Sabrina – Billy Wilder
Comedy in any medium depends a great deal upon the mixing up of messages, the deliberate switching of a communication context, and the swapping of labels on statements. Billy Wilder’s comedies generally avoid slapstick switches which pull the rug out from under characters. Nevertheless, his films subtly manage to swap around the foundations of their behavior. Sabrina is a good example. Audrey Hepburn played a variety of gamin girls gone elegant in the 1950′s and early 1960′s, and as Sabrina she once again made her way from simple innocent to beloved of the rich. What she learns in the process allows Wilder to make some sharp comments on how victimized an elusive waif, with a refined yet childlike sensuality, can be.
A large number of American movies, from war films to artists’ biographies to Andy Hardy pictures, portray the education of their male hero.
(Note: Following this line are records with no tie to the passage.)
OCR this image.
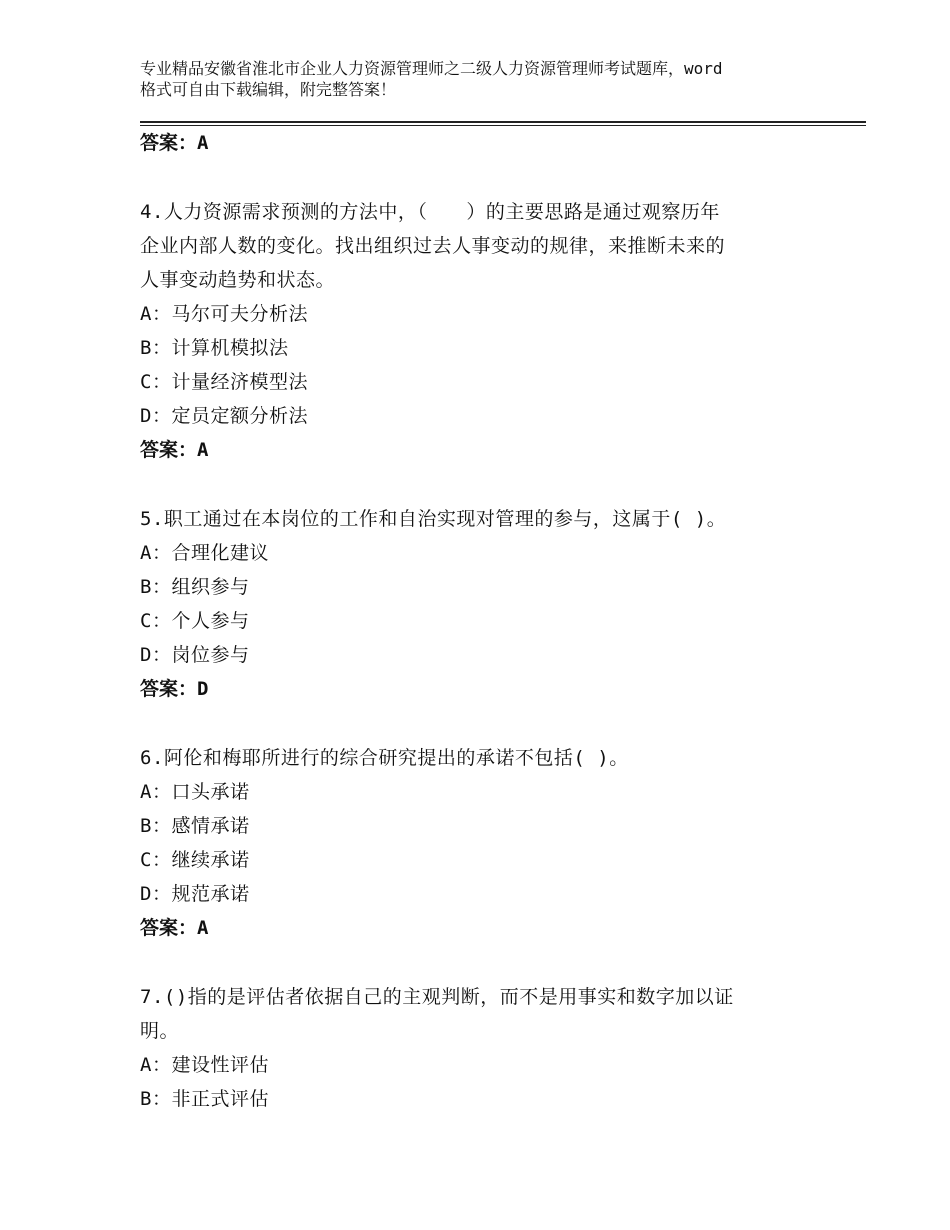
专业精品安徽省淮北市企业人力资源管理师之二级人力资源管理师考试题库，word
格式可自由下载编辑，附完整答案！
答案：A
4.人力资源需求预测的方法中，（　　）的主要思路是通过观察历年
企业内部人数的变化。找出组织过去人事变动的规律，来推断未来的
人事变动趋势和状态。
A：马尔可夫分析法
B：计算机模拟法
C：计量经济模型法
D：定员定额分析法
答案：A
5.职工通过在本岗位的工作和自治实现对管理的参与，这属于( )。
A：合理化建议
B：组织参与
C：个人参与
D：岗位参与
答案：D
6.阿伦和梅耶所进行的综合研究提出的承诺不包括( )。
A：口头承诺
B：感情承诺
C：继续承诺
D：规范承诺
答案：A
7.()指的是评估者依据自己的主观判断，而不是用事实和数字加以证
明。
A：建设性评估
B：非正式评估
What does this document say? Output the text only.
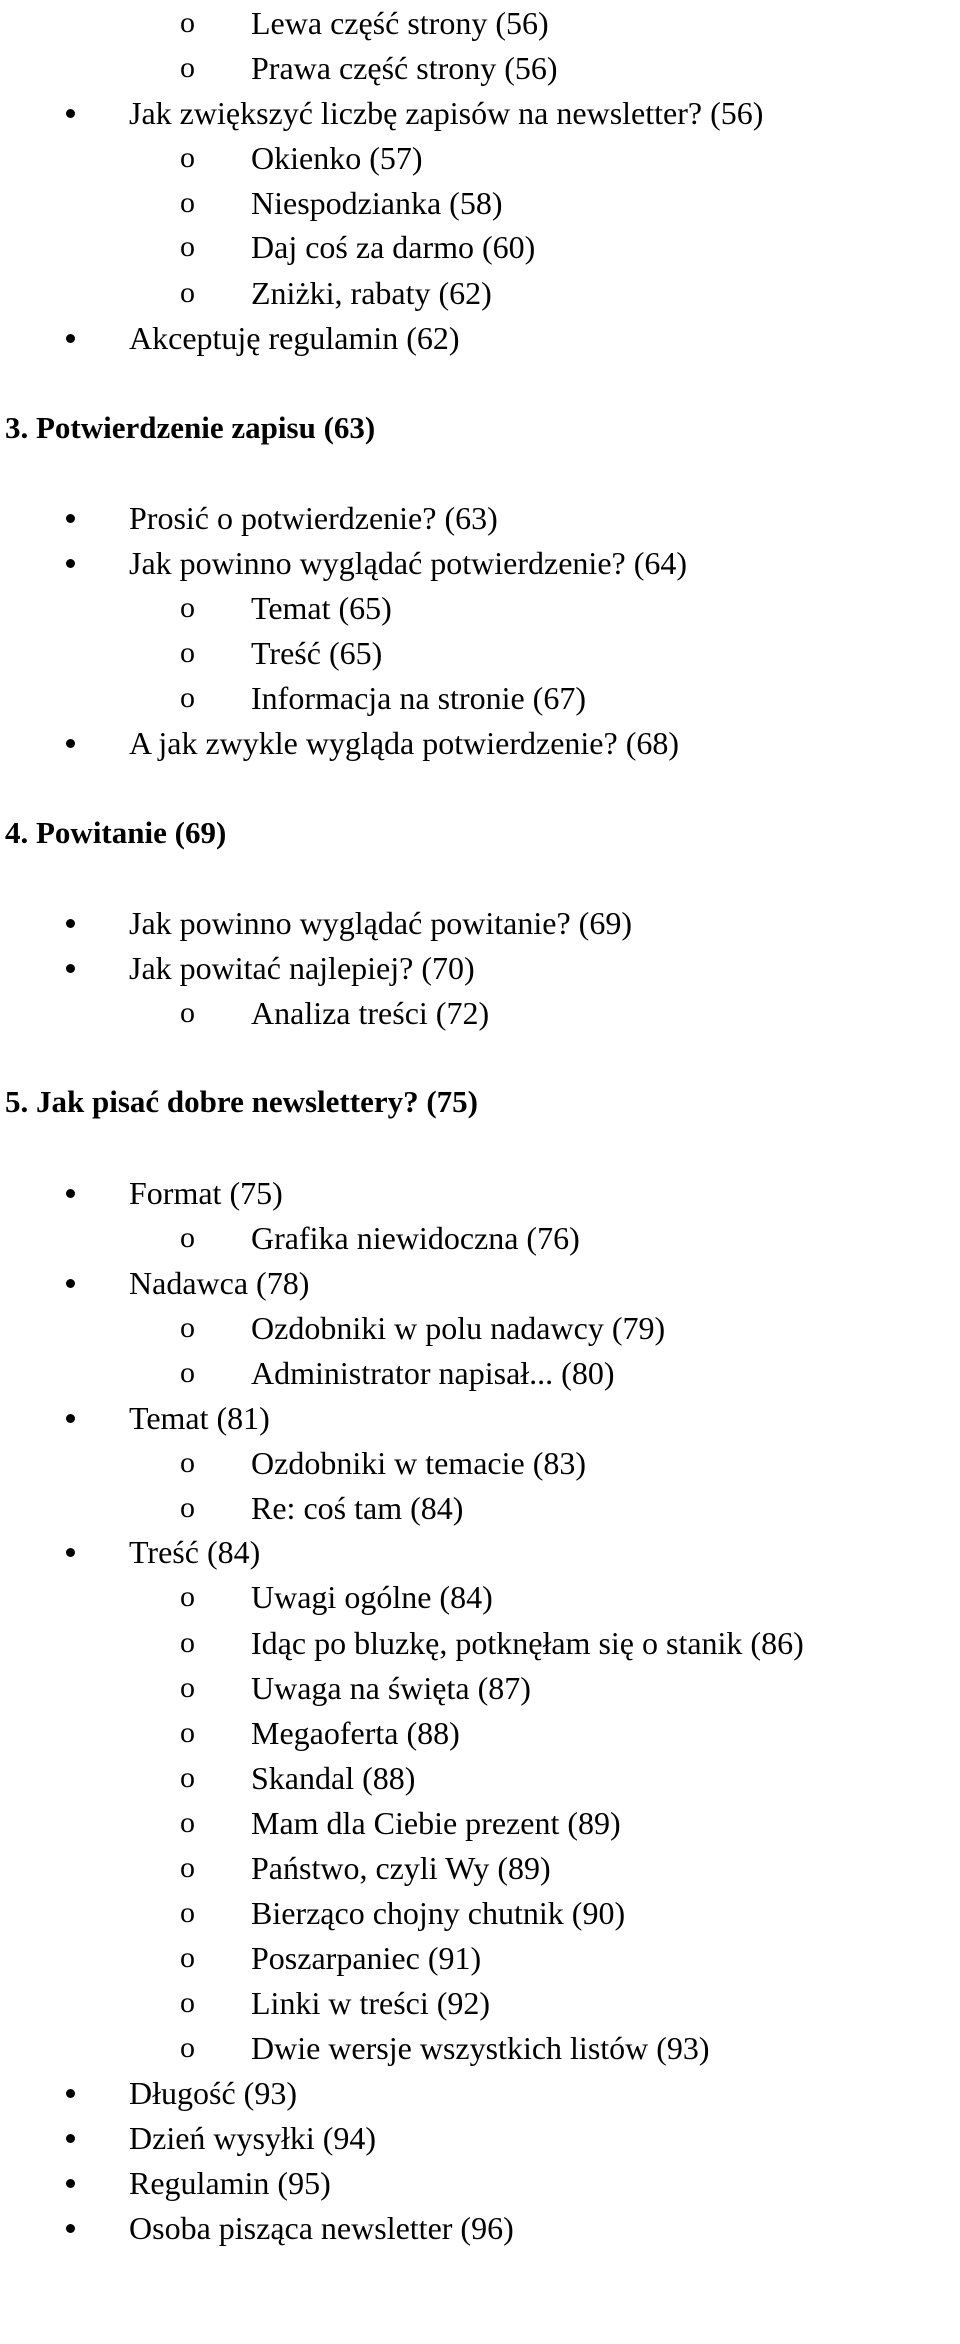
o Lewa część strony (56)
o Prawa część strony (56)
Jak zwiększyć liczbę zapisów na newsletter? (56)
o Okienko (57)
o Niespodzianka (58)
o Daj coś za darmo (60)
o Zniżki, rabaty (62)
Akceptuję regulamin (62)
3. Potwierdzenie zapisu (63)
Prosić o potwierdzenie? (63)
Jak powinno wyglądać potwierdzenie? (64)
o Temat (65)
o Treść (65)
o Informacja na stronie (67)
A jak zwykle wygląda potwierdzenie? (68)
4. Powitanie (69)
Jak powinno wyglądać powitanie? (69)
Jak powitać najlepiej? (70)
o Analiza treści (72)
5. Jak pisać dobre newslettery? (75)
Format (75)
o Grafika niewidoczna (76)
Nadawca (78)
o Ozdobniki w polu nadawcy (79)
o Administrator napisał... (80)
Temat (81)
o Ozdobniki w temacie (83)
o Re: coś tam (84)
Treść (84)
o Uwagi ogólne (84)
o Idąc po bluzkę, potknęłam się o stanik (86)
o Uwaga na święta (87)
o Megaoferta (88)
o Skandal (88)
o Mam dla Ciebie prezent (89)
o Państwo, czyli Wy (89)
o Bierząco chojny chutnik (90)
o Poszarpaniec (91)
o Linki w treści (92)
o Dwie wersje wszystkich listów (93)
Długość (93)
Dzień wysyłki (94)
Regulamin (95)
Osoba pisząca newsletter (96)
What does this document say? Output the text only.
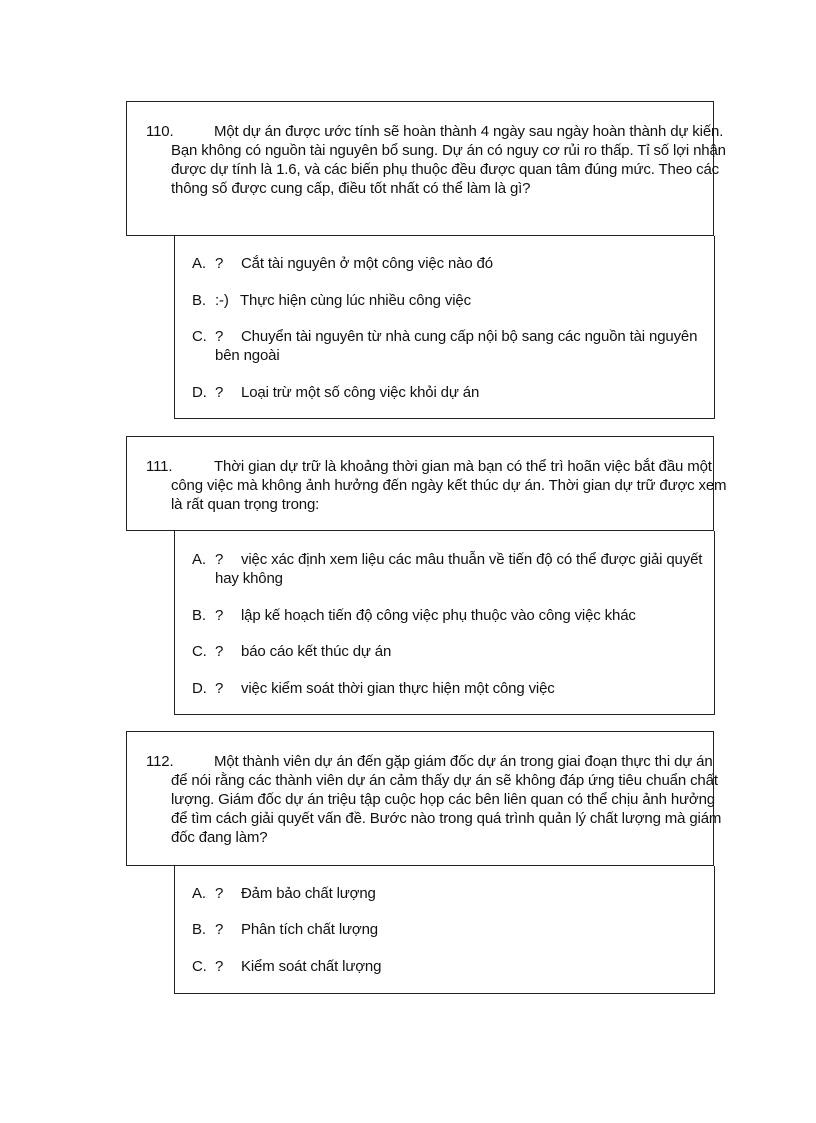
110.	Một dự án được ước tính sẽ hoàn thành 4 ngày sau ngày hoàn thành dự kiến. Bạn không có nguồn tài nguyên bổ sung. Dự án có nguy cơ rủi ro thấp. Tỉ số lợi nhận được dự tính là 1.6, và các biến phụ thuộc đều được quan tâm đúng mức. Theo các thông số được cung cấp, điều tốt nhất có thể làm là gì?
A. ? Cắt tài nguyên ở một công việc nào đó
B. :-) Thực hiện cùng lúc nhiều công việc
C. ? Chuyển tài nguyên từ nhà cung cấp nội bộ sang các nguồn tài nguyên bên ngoài
D. ? Loại trừ một số công việc khỏi dự án
111.	Thời gian dự trữ là khoảng thời gian mà bạn có thể trì hoãn việc bắt đầu một công việc mà không ảnh hưởng đến ngày kết thúc dự án. Thời gian dự trữ được xem là rất quan trọng trong:
A. ? việc xác định xem liệu các mâu thuẫn về tiến độ có thể được giải quyết hay không
B. ? lập kế hoạch tiến độ công việc phụ thuộc vào công việc khác
C. ? báo cáo kết thúc dự án
D. ? việc kiểm soát thời gian thực hiện một công việc
112.	Một thành viên dự án đến gặp giám đốc dự án trong giai đoạn thực thi dự án để nói rằng các thành viên dự án cảm thấy dự án sẽ không đáp ứng tiêu chuẩn chất lượng. Giám đốc dự án triệu tập cuộc họp các bên liên quan có thể chịu ảnh hưởng để tìm cách giải quyết vấn đề. Bước nào trong quá trình quản lý chất lượng mà giám đốc đang làm?
A. ? Đảm bảo chất lượng
B. ? Phân tích chất lượng
C. ? Kiểm soát chất lượng
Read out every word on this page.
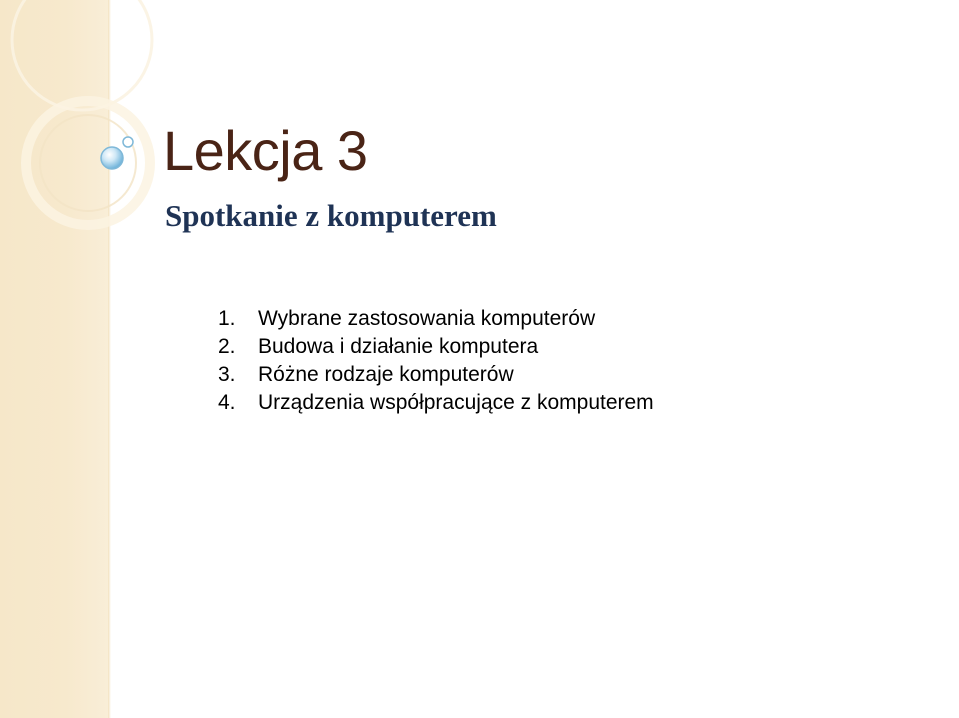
Lekcja 3
Spotkanie z komputerem
1.	Wybrane zastosowania komputerów
2.	Budowa i działanie komputera
3.	Różne rodzaje komputerów
4.	Urządzenia współpracujące z komputerem
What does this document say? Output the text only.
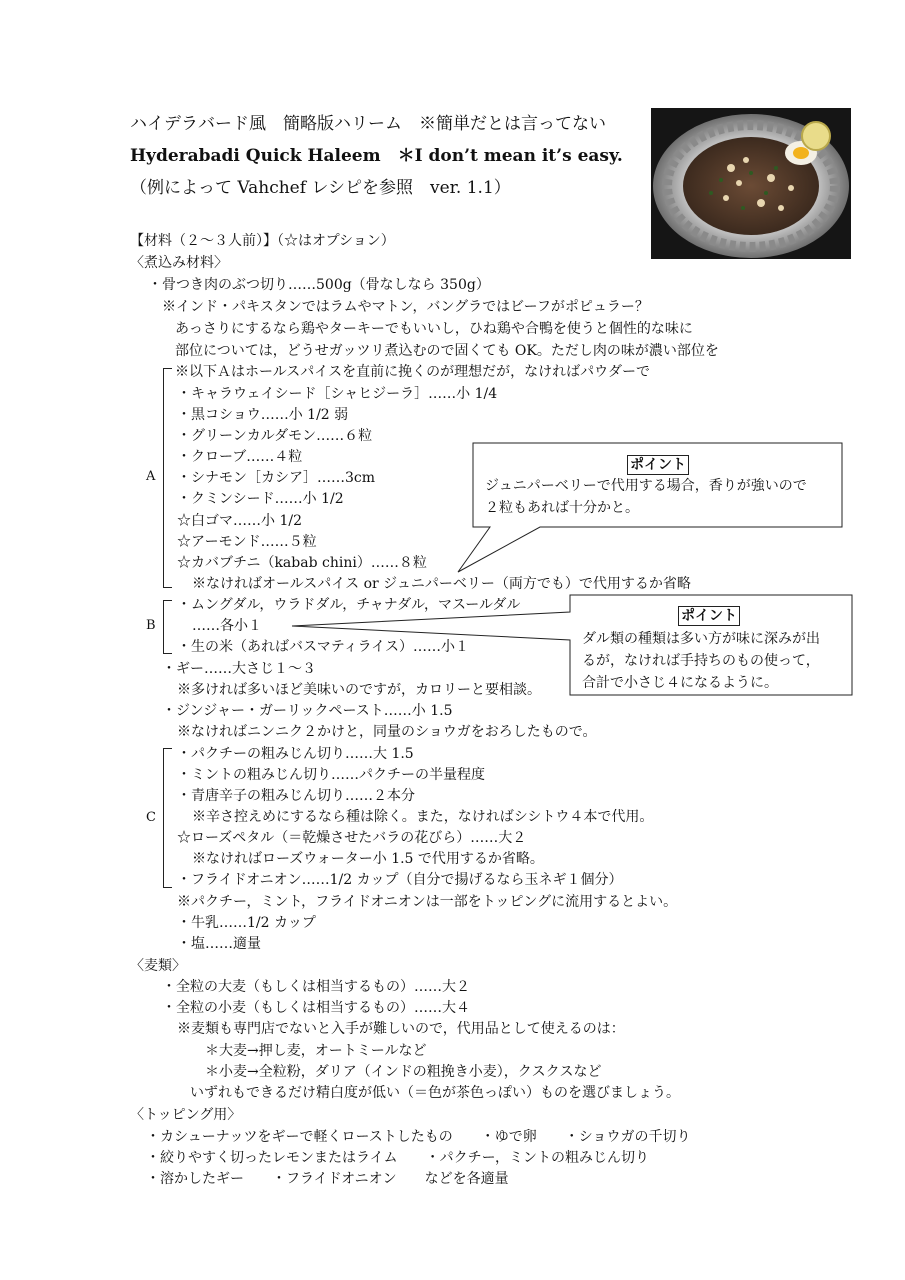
ハイデラバード風　簡略版ハリーム　※簡単だとは言ってない
Hyderabadi Quick Haleem　＊I don’t mean it’s easy.
（例によって Vahchef レシピを参照　ver. 1.1）
【材料（２～３人前）】（☆はオプション）
〈煮込み材料〉
・骨つき肉のぶつ切り……500g（骨なしなら 350g）
※インド・パキスタンではラムやマトン，バングラではビーフがポピュラー？
あっさりにするなら鶏やターキーでもいいし，ひね鶏や合鴨を使うと個性的な味に
部位については，どうせガッツリ煮込むので固くても OK。ただし肉の味が濃い部位を
A
※以下Ａはホールスパイスを直前に挽くのが理想だが，なければパウダーで
・キャラウェイシード［シャヒジーラ］……小 1/4
・黒コショウ……小 1/2 弱
・グリーンカルダモン……６粒
・クローブ……４粒
・シナモン［カシア］……3cm
・クミンシード……小 1/2
☆白ゴマ……小 1/2
☆アーモンド……５粒
☆カバブチニ（kabab chini）……８粒
※なければオールスパイス or ジュニパーベリー（両方でも）で代用するか省略
B
・ムングダル，ウラドダル，チャナダル，マスールダル
……各小１
・生の米（あればバスマティライス）……小１
・ギー……大さじ１～３
※多ければ多いほど美味いのですが，カロリーと要相談。
・ジンジャー・ガーリックペースト……小 1.5
※なければニンニク２かけと，同量のショウガをおろしたもので。
C
・パクチーの粗みじん切り……大 1.5
・ミントの粗みじん切り……パクチーの半量程度
・青唐辛子の粗みじん切り……２本分
※辛さ控えめにするなら種は除く。また，なければシシトウ４本で代用。
☆ローズペタル（＝乾燥させたバラの花びら）……大２
※なければローズウォーター小 1.5 で代用するか省略。
・フライドオニオン……1/2 カップ（自分で揚げるなら玉ネギ１個分）
※パクチー，ミント，フライドオニオンは一部をトッピングに流用するとよい。
・牛乳……1/2 カップ
・塩……適量
〈麦類〉
・全粒の大麦（もしくは相当するもの）……大２
・全粒の小麦（もしくは相当するもの）……大４
※麦類も専門店でないと入手が難しいので，代用品として使えるのは：
＊大麦→押し麦，オートミールなど
＊小麦→全粒粉，ダリア（インドの粗挽き小麦），クスクスなど
いずれもできるだけ精白度が低い（＝色が茶色っぽい）ものを選びましょう。
〈トッピング用〉
・カシューナッツをギーで軽くローストしたもの　　・ゆで卵　　・ショウガの千切り
・絞りやすく切ったレモンまたはライム　　・パクチー，ミントの粗みじん切り
・溶かしたギー　　・フライドオニオン　　などを各適量
ポイント
ジュニパーベリーで代用する場合，香りが強いので
２粒もあれば十分かと。
ポイント
ダル類の種類は多い方が味に深みが出
るが，なければ手持ちのもの使って，
合計で小さじ４になるように。
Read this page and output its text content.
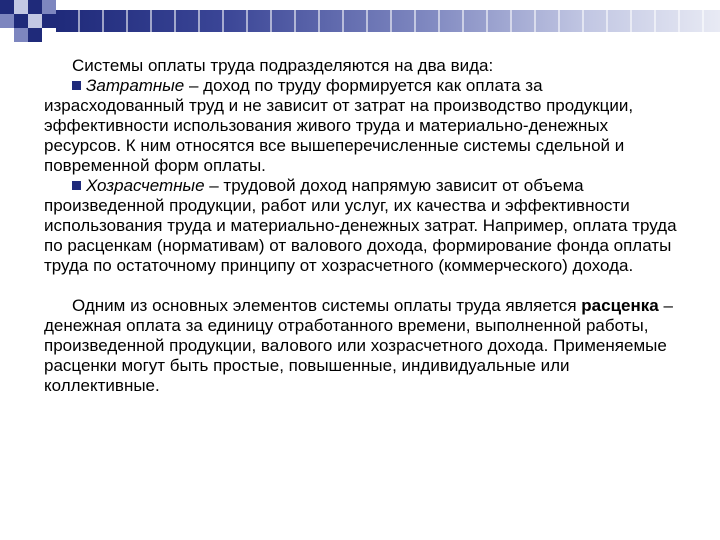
Системы оплаты труда подразделяются на два вида:

Затратные – доход по труду формируется как оплата за израсходованный труд и не зависит от затрат на производство продукции, эффективности использования живого труда и материально-денежных ресурсов. К ним относятся все вышеперечисленные системы сдельной и повременной форм оплаты.

Хозрасчетные – трудовой доход напрямую зависит от объема произведенной продукции, работ или услуг, их качества и эффективности использования труда и материально-денежных затрат. Например, оплата труда по расценкам (нормативам) от валового дохода, формирование фонда оплаты труда по остаточному принципу от хозрасчетного (коммерческого) дохода.

Одним из основных элементов системы оплаты труда является расценка – денежная оплата за единицу отработанного времени, выполненной работы, произведенной продукции, валового или хозрасчетного дохода. Применяемые расценки могут быть простые, повышенные, индивидуальные или коллективные.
He is taught the proper values in life and weaned away from shallower ambitions by a good woman, who patiently and lovingly helps him see the error of his selfish hopes and assumptions. This narrative pattern is altered significantly when the sexes are reversed: if a man is to educate a woman in the proper set of values, a Pygmalion story is in order. In this sort of story, the woman, unlike her male counterpart, lacks the desire for money; her aspiration to a higher social order is a romantic one. As a rule, the relatiohship of teacher and pupil begins as a nonsexual one. The man adopts a somewhat fatherly role and only gradually drifts from benign paternalism to a more romantic interest in a woman who changes under his guidance. That teacher and pupil will eventually have some romantic involvement is understood by any viewer familiar with genre convention. The innocent girl about to learn something about life, however, is not meant to approach her education through a sexual relationship within this convention; thus, her first love interest can be counted on to be a mistake, and the man unsuitable. She can trust those with paternal, less sexual interest more than those with romantic designs.
Wilder bases much of the comedy in Sabrina on this distinction; in fact, he so strongly lampoons Sabrina’s interest in the handsome romantic bachelor, as well as his wiser, less handsome alternative, that the whole implicit system of girlhood education proposed by convention acquires the look of the ridiculous. Wilder’s subtle humor arises from some of the incongruities of the “poor girl makes good” story.
Sabrina Fairchild (Audrey Hepburn) is a chauffeur’s daughter whose father works for the wealthy Larrabee family on Long Island, New York. Sabrina is dissatisfied with life in the servants’ quarters. She develops a crush on the younger Larrabee son, David (William Holden); but he thinks of her as a girl, not a woman. He has been married three times and is now an unattached playboy. One night Sabrina, unseen, watches him romance a woman on the family tennis court. Her own chances for David now seem so slim that Sabrina decides life is not worth living and tries to commit suicide by locking herself in the garage with the car motors running. Fortunately the older Larrabee brother, Linus (Humphrey Bogart), who is definitely not a handsome playboy, saves her.